Sobre a questão, Marina Atoji lembra que a Transparência Brasil enviou carta aberta aos presidentes da Câmara e do Senado alertando sobre os perigos do texto. O documento foi assinado por outras 49 organizações, como o Instituto Não Aceito Corrupção e a Associação Contas Abertas, para dizer que a proposta “compromete de maneira insanável o aprimoramento da democracia brasileira”.
O documento afirma que "A Proposta de Emenda à Constituição nº 9, que tramita em Comissão Especial da Casa, impede que a Justiça Eleitoral aplique penalidades a partidos políticos por irregularidades identificadas nas prestações de contas próprias e eleitorais ocorridas até este ano (caso seja promulgada em 2023).

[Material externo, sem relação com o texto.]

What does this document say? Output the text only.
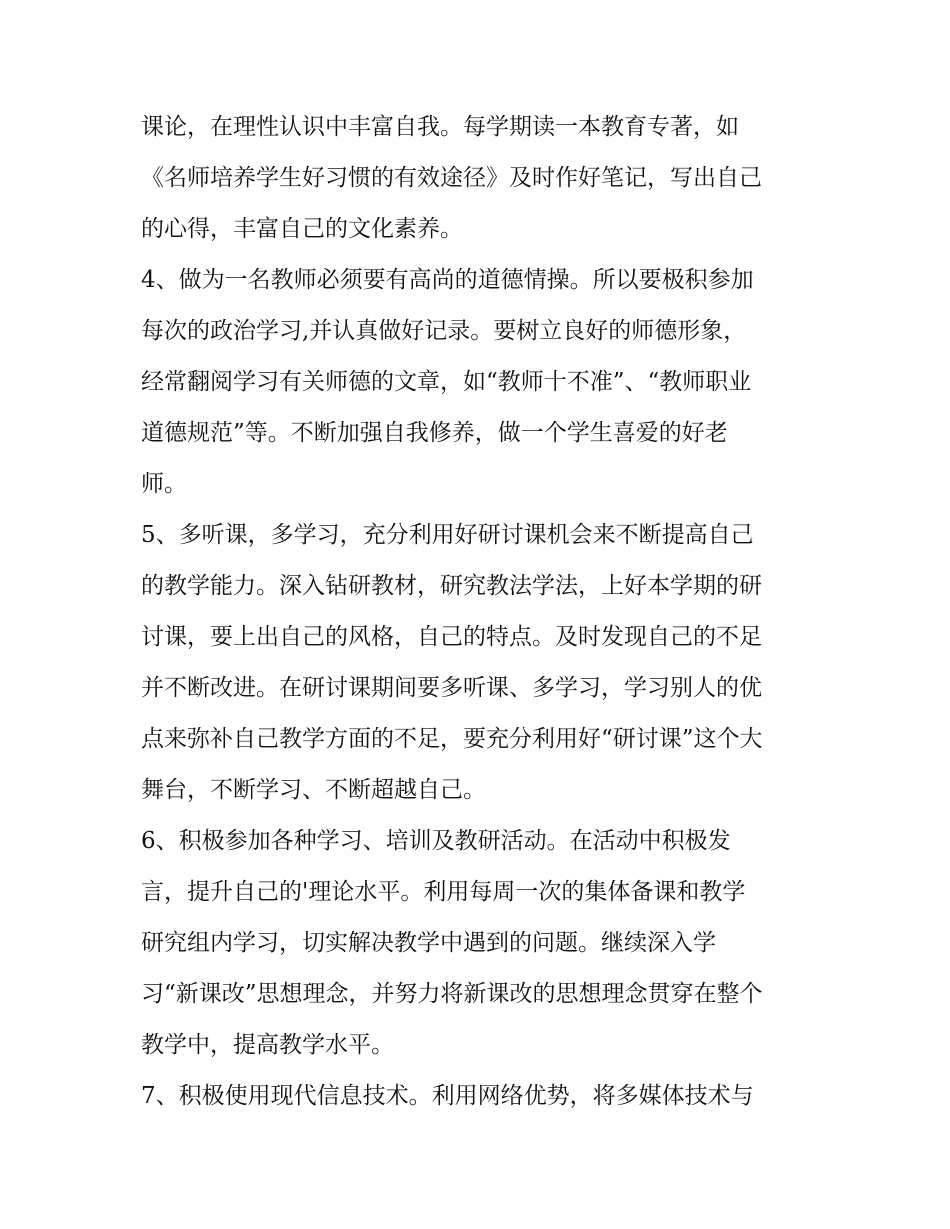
课论，在理性认识中丰富自我。每学期读一本教育专著，如
《名师培养学生好习惯的有效途径》及时作好笔记，写出自己
的心得，丰富自己的文化素养。
4、做为一名教师必须要有高尚的道德情操。所以要极积参加
每次的政治学习,并认真做好记录。要树立良好的师德形象，
经常翻阅学习有关师德的文章，如“教师十不准”、“教师职业
道德规范”等。不断加强自我修养，做一个学生喜爱的好老
师。
5、多听课，多学习，充分利用好研讨课机会来不断提高自己
的教学能力。深入钻研教材，研究教法学法，上好本学期的研
讨课，要上出自己的风格，自己的特点。及时发现自己的不足
并不断改进。在研讨课期间要多听课、多学习，学习别人的优
点来弥补自己教学方面的不足，要充分利用好“研讨课”这个大
舞台，不断学习、不断超越自己。
6、积极参加各种学习、培训及教研活动。在活动中积极发
言，提升自己的'理论水平。利用每周一次的集体备课和教学
研究组内学习，切实解决教学中遇到的问题。继续深入学
习“新课改”思想理念，并努力将新课改的思想理念贯穿在整个
教学中，提高教学水平。
7、积极使用现代信息技术。利用网络优势，将多媒体技术与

O texto também isenta de punições os partidos que não tenham aplicado os valores mínimos definidos por lei em campanhas de pessoas negras e de mulheres nas eleições de 2022".
As organizações consideram ainda que a aprovação da PEC seria “inaceitável irresponsabilidade do Congresso Nacional diante de tantos e recentes episódios – dentre os quais, o mais lamentável ocorrido em 08 de janeiro deste ano".
Para o jurista Belisário dos Santos Júnior, a PEC da Anistia significa um retrocesso ao diminuir a verba eleitoral para pretos e pardos, conforme prevê o texto do relator, deputado Antônio Carlos Rodrigues (PL-SP). "O grande problema do Brasil é a educação. Quando se constrói um projeto que cria incentivos para mulheres e negros participarem do sistema eleitoral, é para que ele seja cumprido", diz Santos Júnior. Para ele, se promulgado o texto da forma como está, deverá ser vetado pelo presidente da República.
O cientista político Jorge Mizael reafirma que desde o início dos trabalhos do grupo de parlamentares que debateu a minirreforma vem alertando sobre os perigos de discutir alterações na legislação eleitoral de forma tão apressada. "Isso mostra que o corporativismo político ainda tem o poder de inverter a ordem de prioridades da sociedade", lamenta.
A PEC da Anistia ainda terá que ser aprovada pela Comissão Especial e depois passar pelo Plenário da Câmara dos Deputados, com pelo menos 308 votos em dois turnos. Se for aprovada, seguirá para o Senado.